In this intimate thriller, the West is stripped of its glamor; one group profits, while another suffers from food shortage as a result of a get rich quick scheme. Bashir points out that the post-WWII Bretton Woods financial system may have caused the U.S. dollar to become the center of world trade, dooming currencies such as the rupee. The captors are an uncomfortable mix of reasonable men and violent aggressors, vacillating between the two in a terrifying manner.
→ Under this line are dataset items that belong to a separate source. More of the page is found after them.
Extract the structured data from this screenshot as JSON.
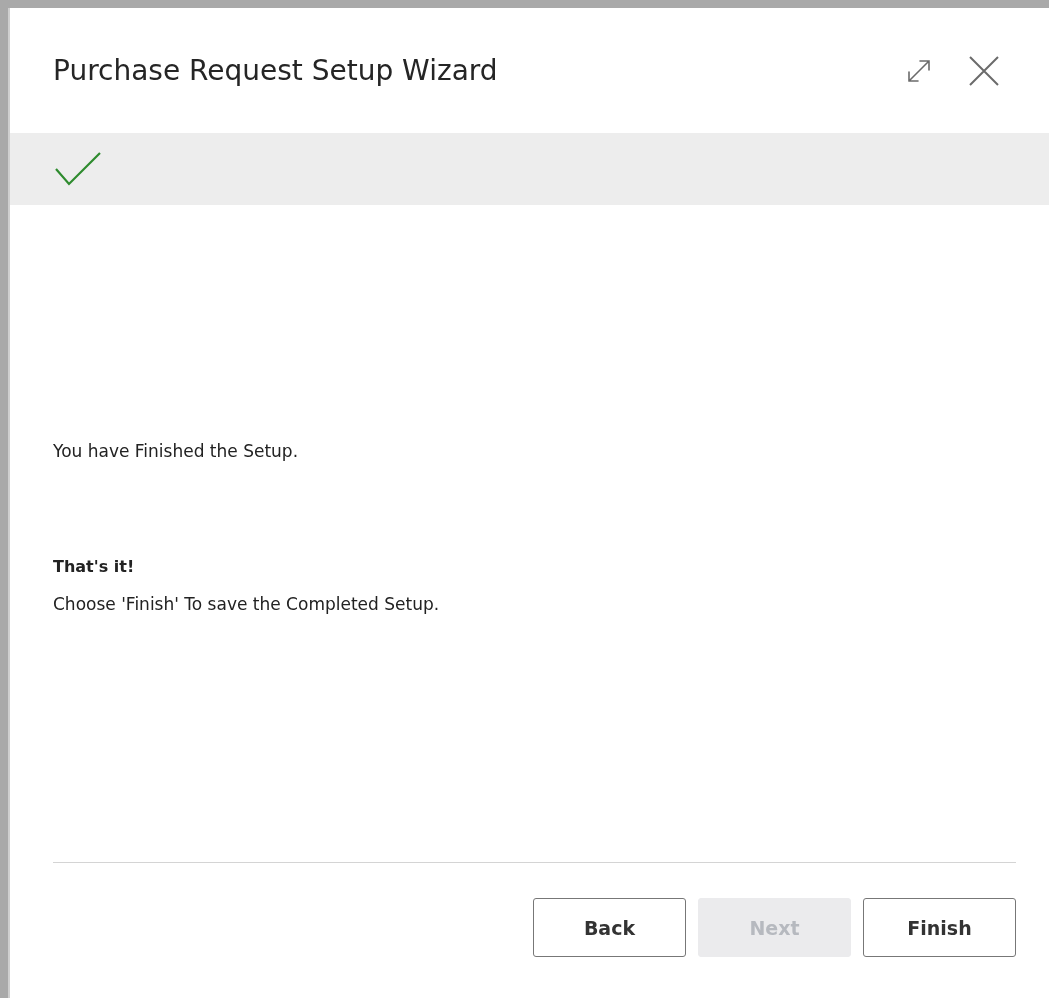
{
  "dialog": {
    "title": "Purchase Request Setup Wizard"
  },
  "progress": {
    "completed": true
  },
  "messages": [
    {
      "kind": "plain",
      "text": "You have Finished the Setup."
    },
    {
      "kind": "heading",
      "text": "That's it!"
    },
    {
      "kind": "plain",
      "text": "Choose 'Finish' To save the Completed Setup."
    }
  ],
  "buttons": [
    {
      "label": "Back",
      "disabled": false
    },
    {
      "label": "Next",
      "disabled": true
    },
    {
      "label": "Finish",
      "disabled": false
    }
  ]
}
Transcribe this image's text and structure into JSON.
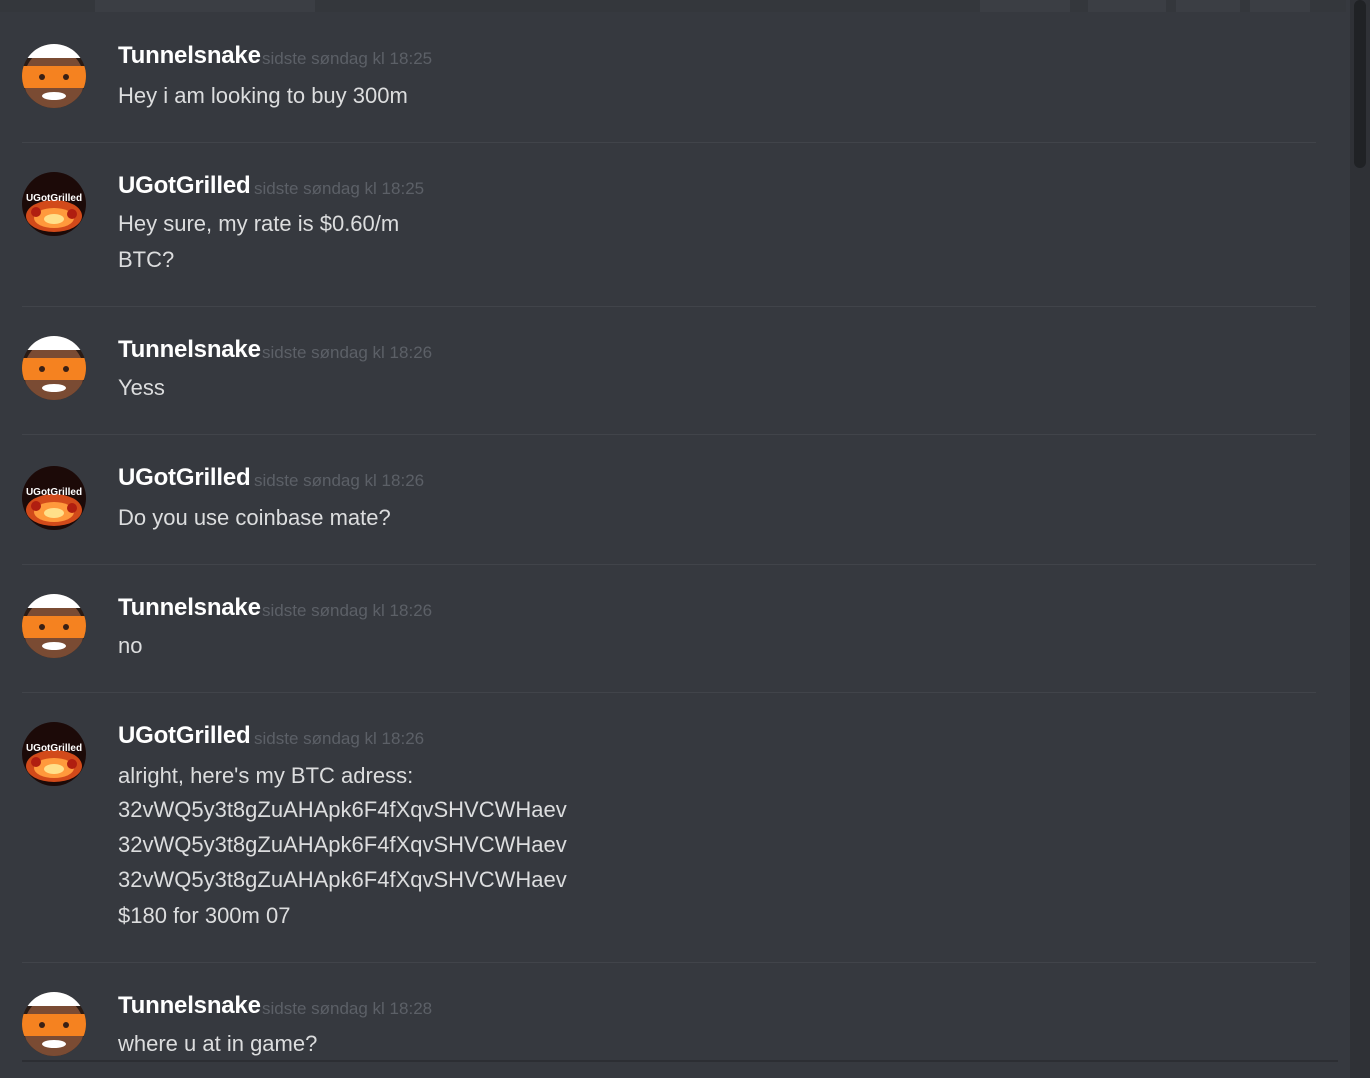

The cast is riveting, all the more impressive since 40% of the script was changed mere weeks earlier, including most of the second act, due to revisions from Akhtar based on the early run of his play. The actors do not falter, maintaining a high level of concentration and coiled energy lashing out in dramatic moments. Pomme Koch’s Bashir is well educated with a deep-seated passion for learning, challenged by his immutable belief that Western greed is destroying his country. The harangued guard Dar (Jason Kapoor) is a kind, generous soul caught up in a war he is not sure of. He exemplifies those who want to live their lives in peace with their families, but are not given that choice, and do the best with what they have. Barzin Akhaan’s Imam Saleem is disturbing beneath his charming veneer, his story unexpected in its conclusion. Craig Marker as Nick Bright is engrossing; the banker moves from haughty demands to barely contained madness throughout the play in a spectacular performance.
Jasson Minadakis has directed a masterpiece of suspense at Marin Theatre Company. Middle East tensions continue to rise, and works such as this one are instrumental in demystifying the causes. The Invisible Hand transports us to a world floundering in corruption. Was it caused by indifferent Western business practices? Join this talented cast to decide for yourself.